Re: I'd just like to say.
>Putting aside the how and why and who's to blame aspects of this incident for a moment, I'd just like to say that we all owe a debt of gratitude to all those that have given, or continue to risk, their lives for the advancement of the human species into space.
>Thanks space traveller-type folks.
Eh? for what? with risking the "what have the Romans ever done for us", what has manned space travel ever done for us?
1. Used huge amounts of fossil fuels both directly and indirectly to put a spaceship up
2. Wasted massive amounts of cash purely for political reasons
Oooohhh... Mars or Cassini could human support life.... no they couldn't (no atmosphere)
OK, we'll build a biosphere then.... OK why not the moon then? oh, apart from the fact that it cost billions to build the ISS and that's not even self sustaining let alone set down on another moon/planet, imagine trying to build something like the size of the Eden project on the moon, if you thought the ISS was expensive, then imagine trying to build something as big as that and send it to somewhere like Mars, it would take 9 months to get there, with a 26 month launch window you'd want to send as much as possible in one go, but big don't land so well, so multiple landers required, even bigger!

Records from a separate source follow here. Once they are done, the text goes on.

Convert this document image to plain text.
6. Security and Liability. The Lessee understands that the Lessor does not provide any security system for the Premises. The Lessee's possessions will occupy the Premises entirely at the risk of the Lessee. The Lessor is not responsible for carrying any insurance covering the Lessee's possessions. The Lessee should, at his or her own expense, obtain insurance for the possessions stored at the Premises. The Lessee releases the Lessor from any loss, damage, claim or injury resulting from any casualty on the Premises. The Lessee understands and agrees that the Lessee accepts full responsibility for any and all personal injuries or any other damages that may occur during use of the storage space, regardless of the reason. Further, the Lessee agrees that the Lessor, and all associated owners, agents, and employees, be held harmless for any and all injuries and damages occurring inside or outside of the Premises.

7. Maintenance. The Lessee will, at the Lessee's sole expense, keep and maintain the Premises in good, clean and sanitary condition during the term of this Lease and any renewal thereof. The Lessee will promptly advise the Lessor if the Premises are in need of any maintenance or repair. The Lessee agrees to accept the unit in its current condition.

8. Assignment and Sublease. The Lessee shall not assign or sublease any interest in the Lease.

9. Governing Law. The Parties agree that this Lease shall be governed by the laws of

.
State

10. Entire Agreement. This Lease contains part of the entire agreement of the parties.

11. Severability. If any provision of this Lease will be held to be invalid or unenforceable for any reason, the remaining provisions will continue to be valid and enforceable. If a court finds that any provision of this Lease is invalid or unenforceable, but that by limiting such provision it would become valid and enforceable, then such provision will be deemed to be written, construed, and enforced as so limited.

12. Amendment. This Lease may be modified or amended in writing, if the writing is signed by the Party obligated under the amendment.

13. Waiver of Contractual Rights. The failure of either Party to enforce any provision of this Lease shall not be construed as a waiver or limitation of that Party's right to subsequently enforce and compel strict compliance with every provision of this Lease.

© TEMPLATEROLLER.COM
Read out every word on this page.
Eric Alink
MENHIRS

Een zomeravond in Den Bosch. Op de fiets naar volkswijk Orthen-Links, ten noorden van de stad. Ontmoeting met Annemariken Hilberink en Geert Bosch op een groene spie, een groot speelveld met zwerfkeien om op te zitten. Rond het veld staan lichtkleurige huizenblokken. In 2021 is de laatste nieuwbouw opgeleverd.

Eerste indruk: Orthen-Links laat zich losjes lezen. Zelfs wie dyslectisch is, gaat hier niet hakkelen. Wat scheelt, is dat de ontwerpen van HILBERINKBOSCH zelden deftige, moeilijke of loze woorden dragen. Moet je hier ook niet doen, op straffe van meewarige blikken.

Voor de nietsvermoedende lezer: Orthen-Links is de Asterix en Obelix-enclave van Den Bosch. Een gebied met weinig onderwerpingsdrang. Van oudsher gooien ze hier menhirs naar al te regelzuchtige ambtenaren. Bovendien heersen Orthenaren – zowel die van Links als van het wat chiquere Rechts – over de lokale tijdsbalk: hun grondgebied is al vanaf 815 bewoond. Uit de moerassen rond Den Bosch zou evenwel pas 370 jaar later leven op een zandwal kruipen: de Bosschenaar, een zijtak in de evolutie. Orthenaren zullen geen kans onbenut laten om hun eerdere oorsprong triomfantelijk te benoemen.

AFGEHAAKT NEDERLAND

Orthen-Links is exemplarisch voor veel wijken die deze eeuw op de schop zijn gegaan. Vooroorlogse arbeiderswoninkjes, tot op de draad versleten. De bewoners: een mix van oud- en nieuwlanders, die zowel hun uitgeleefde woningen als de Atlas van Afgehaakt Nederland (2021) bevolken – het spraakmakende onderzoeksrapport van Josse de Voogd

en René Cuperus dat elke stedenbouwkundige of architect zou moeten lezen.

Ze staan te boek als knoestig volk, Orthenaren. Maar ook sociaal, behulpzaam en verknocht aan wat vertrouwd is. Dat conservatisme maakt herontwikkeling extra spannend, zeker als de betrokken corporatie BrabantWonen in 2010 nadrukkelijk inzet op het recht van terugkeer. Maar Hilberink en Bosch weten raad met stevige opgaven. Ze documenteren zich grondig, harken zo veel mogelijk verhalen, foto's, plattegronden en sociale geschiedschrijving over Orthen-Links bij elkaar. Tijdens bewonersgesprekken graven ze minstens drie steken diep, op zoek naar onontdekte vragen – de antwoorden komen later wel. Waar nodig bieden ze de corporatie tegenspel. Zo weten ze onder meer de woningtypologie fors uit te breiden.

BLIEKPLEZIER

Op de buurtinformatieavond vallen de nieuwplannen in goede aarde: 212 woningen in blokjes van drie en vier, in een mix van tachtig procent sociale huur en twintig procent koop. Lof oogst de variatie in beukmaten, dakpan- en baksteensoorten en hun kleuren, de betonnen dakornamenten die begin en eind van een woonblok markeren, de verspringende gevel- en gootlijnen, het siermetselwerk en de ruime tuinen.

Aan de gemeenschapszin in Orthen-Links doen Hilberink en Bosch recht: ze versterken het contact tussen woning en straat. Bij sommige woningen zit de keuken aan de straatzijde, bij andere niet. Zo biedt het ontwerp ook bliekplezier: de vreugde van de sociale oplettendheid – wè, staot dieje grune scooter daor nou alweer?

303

So, best will in the world it would take decades to get a biosphere set up just on the moon, to support 5, maybe 10 people? what happens when the biosphere needs physical maintenance, the equipment would have to come from earth (otherwise where would you get the raw materials? the rare earth metals, plastics, hell, iron? or are you going send a smelting works too?), the moon would be an achieveable, hidiously expensive white elephant, Mars just about possible for an 22 month*, small team, obscenely risky/expensive return jaunt (start building in about 10 years, and another 10 years to get everything you need into space, then another 10 years to replace the worn out stuff, then another 10 years to replace the legacy equipment etc. etc.).
>the advancement of the human species into space.
It's bollocks and will remain so for the foreseeable future, unmanned=good, manned=stupid
Unless we invent warp drive and find a planet with comparable environment to earth then maybe we should spend the effort looking after earth instead?
Where's the foetus going to gestate? You going to keep it in a box?!
*9+9 +4 months waiting for the return window, miss it and you'll never catch the earth.